Sakatlık sonrası spora dönüş ile ilgili;
@ggunerkaya geçmiş olsun.
Benim kendimi en çok maruz bıraktığım durum depresyon veya tükenmişlik neticesinde her şeyi bırakmak, girdaptan kurtulamamak. Evet spor depresyondan çıkmaya yardımcı oluyor ama uzun mesafeler yapmayı sevenler veya belli bir performansın üzerine çıkmak isteyenler için geri dönüş daha zor oluyor.
Uzun mesafe tutkumu çoğunlukla ertelemeye veya azaltmaya çalışıyorum çünkü bunun antrenmanını yapacak güç ve zaman çoğunlukla olmamaya başladı.
Bir de geçenlerde düşünürken neden uzun veya neden aşırı sıcaklarda (Adana temmuz öğlen sıcağında bile isteye) koştuğuma bir cevap daha aldım. Stres neticesinde gözüm kolum seğirir zaman zaman, çıkıp bu stresi direkt olarak vücuda yüklediğimde seğirmeler geçiyor:) şapkadan ter damlaları akarken koşmanın dayanılmaz bir hazzı oluyor. Tabi sağlıklı bir davranış değil farkındayım.
Ben 3-4 sene öncesinin antrenmanlarına dönüş yapamadım, kronik sakatlıklarımı alt edemedim maalesef, daha istikrarlı bir şekilde üzerine gidip iyileşmem gerekiyor ama 2025 beni ve ailemi ezdi geçti.
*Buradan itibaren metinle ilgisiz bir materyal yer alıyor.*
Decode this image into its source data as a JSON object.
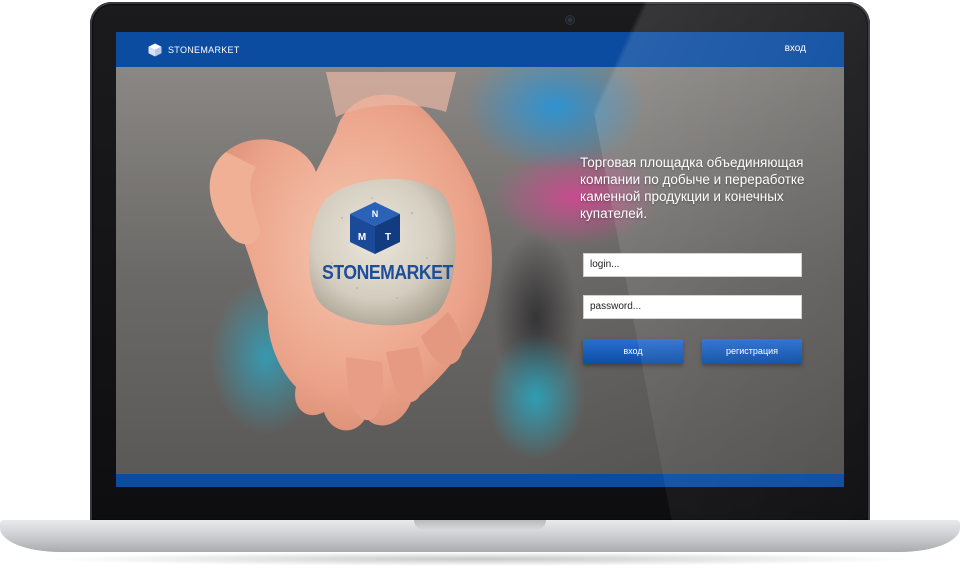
{
  "app": {
    "brand_name": "STONEMARKET",
    "login_link": "вход"
  },
  "hero": {
    "stone_brand": "STONEMARKET",
    "stone_logo_letters": [
      "N",
      "M",
      "T"
    ],
    "tagline": "Торговая площадка объединяющая компании по добыче и переработке каменной продукции и конечных купателей."
  },
  "form": {
    "login_value": "login...",
    "password_value": "password...",
    "login_button": "вход",
    "register_button": "регистрация"
  },
  "colors": {
    "brand_blue": "#0b4ca1",
    "button_blue": "#1a5fbf",
    "stone_text": "#1e4d9a"
  },
  "icons": {
    "brand_logo": "cube-logo-icon",
    "stone_logo": "cube-logo-icon"
  }
}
Çok çok geçmiş olsun. İlerleyen zamanda bir tane daha bu söyleşiden yapmayı planlıyorum. 1.Bölümdeki sorulardan sonra yeni sorular da birikmeye başladı.
Stres’e karşı bağışıklık aşısı placebo olarak dahi piyasaya çıksa hemen olurum .
Stresi yönetmek ve depresif duygular ile başa çıkma yöntemleri okuma yazma becerileri öncesi çocuklara öğretilmesi gerekir ( bence )
Yetişkinlik çağına geldiğinde bir çok donanım kişinin kendisi yada ilave eğitimler ile kazanılıyor.
Stress yönetimi beginner seviyesinden öteye geçmiyor.